Puedo describir los sonidos, los olores, pero las descripciones son,
de hecho, escondites. No hay nobleza en las descripciones.
¿Hay nobleza en los poemas? Ojalá no. La nobleza es otro lugar
donde esconderse. “A través de esta legión de realidades sentidas
despreciadas de mala reputación”, escribió Alan en un poema.
Espero que esté bien que te haya citado, Alan. Es un poema
sobre la incomodidad del amor, pero Alan estaría de acuerdo,
no hay amor en los poemas. No hay amor en un hongo,
en un vestido de novia hecho a mano. No hay muerte
en un pañuelo para funerales que tiene bordado “Procura
no usarlo”. Miré una lombriz y pensé que era un ángel.

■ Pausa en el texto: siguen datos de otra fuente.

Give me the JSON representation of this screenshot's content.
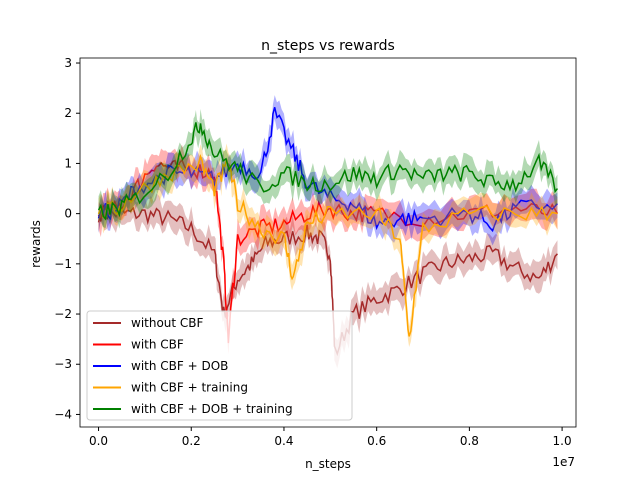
{
  "chart_data": {
    "type": "line",
    "title": "n_steps vs rewards",
    "xlabel": "n_steps",
    "ylabel": "rewards",
    "x_offset_label": "1e7",
    "xlim": [
      -0.04,
      1.03
    ],
    "ylim": [
      -4.25,
      3.1
    ],
    "xticks": [
      0.0,
      0.2,
      0.4,
      0.6,
      0.8,
      1.0
    ],
    "xtick_labels": [
      "0.0",
      "0.2",
      "0.4",
      "0.6",
      "0.8",
      "1.0"
    ],
    "yticks": [
      -4,
      -3,
      -2,
      -1,
      0,
      1,
      2,
      3
    ],
    "ytick_labels": [
      "−4",
      "−3",
      "−2",
      "−1",
      "0",
      "1",
      "2",
      "3"
    ],
    "grid": false,
    "legend_position": "lower-left",
    "band_halfwidth": 0.3,
    "series": [
      {
        "name": "without CBF",
        "color": "#a52a2a",
        "x": [
          0.0,
          0.05,
          0.1,
          0.15,
          0.2,
          0.25,
          0.27,
          0.3,
          0.33,
          0.36,
          0.4,
          0.45,
          0.48,
          0.5,
          0.51,
          0.55,
          0.6,
          0.65,
          0.7,
          0.75,
          0.8,
          0.85,
          0.9,
          0.95,
          0.99
        ],
        "y": [
          0.0,
          0.0,
          0.0,
          -0.1,
          -0.3,
          -0.8,
          -2.0,
          -1.3,
          -1.0,
          -0.6,
          -0.5,
          -0.4,
          -0.5,
          -0.8,
          -2.8,
          -2.0,
          -1.7,
          -1.5,
          -1.2,
          -1.0,
          -0.9,
          -0.8,
          -1.1,
          -1.3,
          -0.8
        ]
      },
      {
        "name": "with CBF",
        "color": "#ff0000",
        "x": [
          0.0,
          0.04,
          0.08,
          0.12,
          0.16,
          0.2,
          0.25,
          0.27,
          0.28,
          0.3,
          0.35,
          0.4,
          0.45,
          0.5,
          0.55,
          0.6,
          0.7,
          0.8,
          0.9,
          0.99
        ],
        "y": [
          0.0,
          0.1,
          0.5,
          1.0,
          0.9,
          0.9,
          0.8,
          -1.0,
          -2.5,
          -0.5,
          -0.3,
          -0.2,
          0.0,
          0.1,
          0.0,
          0.0,
          -0.1,
          0.0,
          0.1,
          0.0
        ]
      },
      {
        "name": "with CBF + DOB",
        "color": "#0000ff",
        "x": [
          0.0,
          0.04,
          0.08,
          0.15,
          0.2,
          0.25,
          0.3,
          0.35,
          0.38,
          0.42,
          0.45,
          0.5,
          0.55,
          0.6,
          0.65,
          0.7,
          0.8,
          0.85,
          0.9,
          0.99
        ],
        "y": [
          0.0,
          0.1,
          0.5,
          0.8,
          0.8,
          0.7,
          1.0,
          0.8,
          2.0,
          1.2,
          0.6,
          0.3,
          0.2,
          -0.2,
          -0.1,
          -0.1,
          0.0,
          -0.2,
          0.1,
          0.2
        ]
      },
      {
        "name": "with CBF + training",
        "color": "#ffa500",
        "x": [
          0.0,
          0.04,
          0.08,
          0.15,
          0.22,
          0.25,
          0.28,
          0.3,
          0.35,
          0.4,
          0.42,
          0.45,
          0.5,
          0.6,
          0.65,
          0.67,
          0.7,
          0.8,
          0.9,
          0.99
        ],
        "y": [
          0.0,
          0.1,
          0.4,
          0.8,
          1.0,
          0.5,
          1.0,
          0.2,
          -0.3,
          -0.5,
          -1.3,
          -0.2,
          0.0,
          0.0,
          -0.5,
          -2.5,
          -0.3,
          0.0,
          0.0,
          0.0
        ]
      },
      {
        "name": "with CBF + DOB + training",
        "color": "#008000",
        "x": [
          0.0,
          0.04,
          0.08,
          0.15,
          0.2,
          0.22,
          0.25,
          0.3,
          0.35,
          0.4,
          0.45,
          0.5,
          0.55,
          0.6,
          0.65,
          0.7,
          0.75,
          0.8,
          0.85,
          0.9,
          0.95,
          0.99
        ],
        "y": [
          0.0,
          0.1,
          0.3,
          0.8,
          1.5,
          1.8,
          1.2,
          0.9,
          0.5,
          0.8,
          0.6,
          0.6,
          0.8,
          0.7,
          0.9,
          0.7,
          0.8,
          0.8,
          0.6,
          0.6,
          1.0,
          0.5
        ]
      }
    ]
  }
}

Miré un ángel y pensé que era una tormenta. Lo que está mal
en la mente está mal en el poema. Es difícil que el niño que reparte
periódicos siga siendo niño. Se la pasa transformándose
en una niña que le lleva pescado a su abuela en una bolsa,
la abuela en realidad es un lobo vestido de abuela que canta un
pasaje de Ulises: “Así se mantuvieron los dos por un rato, abatidos,
acompañándose en su pena”.
Mis tetas están llenas de moretones, como si hubiera cogido
con un amante brusco, pero no lo he hecho, hoy no, una vez
fui suave con alguien y me di cuenta de que odio ser suave,
compré una pera dura y roja, tan dura como para aporrear
un crucifijo con un clavo, y dejé la pera dura, quiero decir tan dura
como un pito, sobre el alféizar rojo, la abandoné a su putrefacción
solitaria, hasta que empezó a exudar ese almizcle conocido,
como si me dijera cómeme, o lo cantara con voz de soprano,
pero mientras más deseaba que mis dientes se hundieran
en su pellejo, más lo evitaba, le había perdido todo el respeto,
como en ese poema en el que las ciruelas pudriéndose son prueba
de que la eternidad es ilógica, obviamente es ilógica, y cuando por fin
me había decidido a lanzarme, la pobre estaba infestada de moscas,
era mi culpa, desde luego, pero culpé a la pera, culpemos todos
a la pera, esto no es una metáfora, sino una fábula cuya moraleja
ha existido por los siglos de los siglos: me preocupan estos moretones,
¿quién va a abrazarme cuando muera?
Traducción de Rodrigo Círigo
Diane Seuss (Michigan City, 1956). Poeta y crítica literaria estadounidense. Ha dado clases en Kalamazoo College, Colorado College, la Universidad de Michigan y la Universidad de Washington, en St. Louis. Ha publicado cinco libros de poesía, entre los que destacan Four-Legged Girl (2015) y Still Life with Two Dead Peacocks and a Girl (2018). Su libro frank: sonnets ganó algunos de los más prestigiosos premios literarios en Estados Unidos, como el Premio PEN/Voelcker, el Premio de Poesía del National Book Critics Circle y el Premio Pulitzer.
[*] Estos poemas forman parte del libro frank: sonnets (Greywoolf Press, 2022).